Suyu kaynattıktan sonra makarnayı içine döktüm. Dolunay da geldi yanıma. Salata yapmasını söyleyip ben makarnanın sosunu yapmaya başladım. Dolunay sebzeleri yıkayıp salatayı yaptı. "E ailenle aran nasıl?" diye sordu. "Çok iyi. Yani tek çocuğum ve bana fazlasıyla düşkünler" dedim. "Anladıım. Benim bir tane abim var. İki kardeşiz yani." dedi. "Senin aran nasıl ailenle" dedim. Biraz duraksadı ama sonra hemen toparladı kendini. "Babam biz küçükken ölmüş. Annemle de aram limoni. Yani aramızdaki max ilişki nasılsın iyiyimi geçmiyor. Ama abim beni çok seviyor. Yani bana düşkün." dedi. Babasına üzülmüştüm. Küçücük yaşta babası kalmıştı çok zor bişey olmalıydı. İyiki abisi vardı yoksa Dolunay yanlız kalırdı.

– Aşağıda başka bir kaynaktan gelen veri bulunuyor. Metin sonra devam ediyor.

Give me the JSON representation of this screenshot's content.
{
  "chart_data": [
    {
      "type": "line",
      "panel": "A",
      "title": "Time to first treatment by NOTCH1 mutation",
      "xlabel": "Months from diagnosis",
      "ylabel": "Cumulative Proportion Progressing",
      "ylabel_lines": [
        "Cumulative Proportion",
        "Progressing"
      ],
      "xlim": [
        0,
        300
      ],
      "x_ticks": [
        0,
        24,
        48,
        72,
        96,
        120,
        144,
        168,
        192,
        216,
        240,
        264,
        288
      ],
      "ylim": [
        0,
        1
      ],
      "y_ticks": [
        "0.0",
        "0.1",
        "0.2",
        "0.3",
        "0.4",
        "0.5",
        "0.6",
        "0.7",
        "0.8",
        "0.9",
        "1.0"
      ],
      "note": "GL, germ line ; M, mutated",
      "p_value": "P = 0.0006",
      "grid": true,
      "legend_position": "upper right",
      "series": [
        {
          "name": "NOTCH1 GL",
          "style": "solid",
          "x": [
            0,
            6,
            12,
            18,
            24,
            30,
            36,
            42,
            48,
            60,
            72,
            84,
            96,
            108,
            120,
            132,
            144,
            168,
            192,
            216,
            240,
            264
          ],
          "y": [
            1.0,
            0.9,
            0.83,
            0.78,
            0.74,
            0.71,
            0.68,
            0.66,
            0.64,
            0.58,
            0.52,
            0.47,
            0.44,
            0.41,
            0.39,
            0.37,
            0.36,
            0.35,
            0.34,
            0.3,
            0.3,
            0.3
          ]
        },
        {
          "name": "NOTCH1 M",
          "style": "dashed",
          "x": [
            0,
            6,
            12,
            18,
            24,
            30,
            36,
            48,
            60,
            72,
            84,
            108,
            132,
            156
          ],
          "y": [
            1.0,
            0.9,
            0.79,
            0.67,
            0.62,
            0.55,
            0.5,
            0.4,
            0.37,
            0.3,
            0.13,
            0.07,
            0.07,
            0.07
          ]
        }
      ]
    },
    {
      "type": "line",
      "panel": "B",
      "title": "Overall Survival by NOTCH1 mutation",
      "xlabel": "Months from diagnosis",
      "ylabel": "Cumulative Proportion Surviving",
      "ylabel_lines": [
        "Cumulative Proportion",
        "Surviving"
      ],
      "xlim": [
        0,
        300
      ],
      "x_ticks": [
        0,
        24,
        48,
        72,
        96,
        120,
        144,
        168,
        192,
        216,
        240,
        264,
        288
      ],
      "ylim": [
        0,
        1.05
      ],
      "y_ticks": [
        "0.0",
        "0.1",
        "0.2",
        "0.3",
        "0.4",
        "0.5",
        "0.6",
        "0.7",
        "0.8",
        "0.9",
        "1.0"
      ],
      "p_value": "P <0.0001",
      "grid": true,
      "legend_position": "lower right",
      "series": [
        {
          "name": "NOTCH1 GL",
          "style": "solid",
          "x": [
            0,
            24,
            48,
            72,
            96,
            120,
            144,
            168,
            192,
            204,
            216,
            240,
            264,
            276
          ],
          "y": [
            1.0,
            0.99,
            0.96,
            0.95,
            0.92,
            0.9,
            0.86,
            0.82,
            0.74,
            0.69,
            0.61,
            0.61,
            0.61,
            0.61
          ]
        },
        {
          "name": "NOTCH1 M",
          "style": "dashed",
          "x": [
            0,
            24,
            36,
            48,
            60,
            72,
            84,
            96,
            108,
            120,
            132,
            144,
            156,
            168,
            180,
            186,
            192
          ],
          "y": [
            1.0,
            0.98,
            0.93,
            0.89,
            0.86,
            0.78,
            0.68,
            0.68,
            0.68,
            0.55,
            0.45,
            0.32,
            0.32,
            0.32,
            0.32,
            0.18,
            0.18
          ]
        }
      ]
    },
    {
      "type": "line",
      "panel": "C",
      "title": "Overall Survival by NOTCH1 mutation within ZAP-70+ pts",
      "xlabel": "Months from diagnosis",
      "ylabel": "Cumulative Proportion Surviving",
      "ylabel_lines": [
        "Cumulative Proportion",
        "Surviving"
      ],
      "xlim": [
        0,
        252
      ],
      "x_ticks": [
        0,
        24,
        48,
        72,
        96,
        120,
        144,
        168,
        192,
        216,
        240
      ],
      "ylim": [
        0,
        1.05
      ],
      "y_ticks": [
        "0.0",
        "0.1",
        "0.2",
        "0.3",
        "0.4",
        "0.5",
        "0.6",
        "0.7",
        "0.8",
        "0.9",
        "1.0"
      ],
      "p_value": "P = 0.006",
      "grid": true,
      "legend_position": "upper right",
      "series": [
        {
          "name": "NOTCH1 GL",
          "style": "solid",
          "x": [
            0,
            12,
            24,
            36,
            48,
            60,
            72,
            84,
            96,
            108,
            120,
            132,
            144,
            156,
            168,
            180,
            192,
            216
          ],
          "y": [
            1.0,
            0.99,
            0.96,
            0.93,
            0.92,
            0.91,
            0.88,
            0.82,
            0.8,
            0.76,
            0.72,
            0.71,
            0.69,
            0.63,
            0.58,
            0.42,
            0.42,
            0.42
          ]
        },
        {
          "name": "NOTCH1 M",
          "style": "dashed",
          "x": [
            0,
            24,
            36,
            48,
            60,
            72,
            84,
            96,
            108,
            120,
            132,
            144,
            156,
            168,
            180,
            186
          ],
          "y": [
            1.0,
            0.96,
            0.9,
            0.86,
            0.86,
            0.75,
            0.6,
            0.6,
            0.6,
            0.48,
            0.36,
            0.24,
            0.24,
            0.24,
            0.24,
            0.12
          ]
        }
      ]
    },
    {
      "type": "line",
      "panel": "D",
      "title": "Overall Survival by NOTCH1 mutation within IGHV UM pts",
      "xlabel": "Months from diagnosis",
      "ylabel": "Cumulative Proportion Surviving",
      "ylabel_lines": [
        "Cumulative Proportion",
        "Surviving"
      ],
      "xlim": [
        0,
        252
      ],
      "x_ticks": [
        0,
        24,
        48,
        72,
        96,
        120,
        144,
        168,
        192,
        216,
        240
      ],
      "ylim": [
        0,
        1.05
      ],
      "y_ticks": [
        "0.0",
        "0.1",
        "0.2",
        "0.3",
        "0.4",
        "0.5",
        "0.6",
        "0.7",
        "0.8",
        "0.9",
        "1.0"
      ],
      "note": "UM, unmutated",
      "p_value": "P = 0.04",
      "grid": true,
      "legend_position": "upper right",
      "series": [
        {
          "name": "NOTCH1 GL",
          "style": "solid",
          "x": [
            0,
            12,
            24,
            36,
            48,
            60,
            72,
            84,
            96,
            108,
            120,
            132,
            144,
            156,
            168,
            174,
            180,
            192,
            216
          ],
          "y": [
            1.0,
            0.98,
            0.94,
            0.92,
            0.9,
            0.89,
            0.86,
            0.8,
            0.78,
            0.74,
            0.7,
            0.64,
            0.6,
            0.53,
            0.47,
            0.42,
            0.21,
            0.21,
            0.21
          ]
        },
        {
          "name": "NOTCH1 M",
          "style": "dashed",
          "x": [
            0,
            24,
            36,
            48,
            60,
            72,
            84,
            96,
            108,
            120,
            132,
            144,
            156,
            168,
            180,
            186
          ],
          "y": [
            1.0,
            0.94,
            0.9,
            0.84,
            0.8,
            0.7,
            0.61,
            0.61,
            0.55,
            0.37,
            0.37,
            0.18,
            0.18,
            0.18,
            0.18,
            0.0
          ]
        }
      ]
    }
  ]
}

Yemekleri hazırlayınca masayı da kurduk ve oturduk." Ev arkadaşımla ilk yemeğim"dedim makarnayı tabağa koyarken. "Allah herkese benim gibi ev arkadaşı nasip etsin ya iyiki varım" diyip kendine sarıldı. Arada bir değişik hareketler yapıyordu ve bende gülmeden edemiyordum. "Bence her eve bir tane benden lazım. Güzelim, hamaratlıyım daha ne olsun" dedi. "Ehem ego hanım çekilir misiniz arkadaşımla konuşmak istiyorum" dedim. "Sus be sensin egolu" dedi. Gülerek ve sohbet ederek yemeğimizi yedik O sırada Dolunay'ın telefon sesi odayı doldurdu. "Bahsettiğim arkadaşım arıyor." diyip açtı. O konuşurken bende sofrayı topladım. "Geliyormuş buraya" diyip telefonu masanın üstüne koydu. "E gelsin bakalım" dedim.
~°~
Beraber oturma odasına geçip rastgele bir film açtık. Dolunay'ın arkadaşı henüz gelmemişti. "Ay sıkıldım ben" diyip ayağa kalktı. "Kızım götünde kurt mu var otursana yerine" dedim gülerek. Çok cabuk herşeyden sıkılıyordu. "Sen çok sıkıcısın ben ne yapayım" diyip dil çıkardı. Yanımda duran yastığı alıp suratına fırlattım. Birden geri sendeledi ama kendini toparladı. "Bu bir savaş ilanıdır Asrın hanım" dedi ve oda bana yastık attı. Bu sayede yastık savaşımız başlamış oldu. Birkaç dakikada odanın içinde ordan oraya kaçıp birbirimize vurmaya başlamıştık. "Lan yeter yoruldum" dedim. "Yetmez gel gel" diyip vurmaya devam etti. Bende ona vurmaya başlayınca çalan zille hemen kapıya koştu. Ben ona yastığı fırlatınca oda kapıyı açtı ve gelen kişinin yüzüne yastık çarptı.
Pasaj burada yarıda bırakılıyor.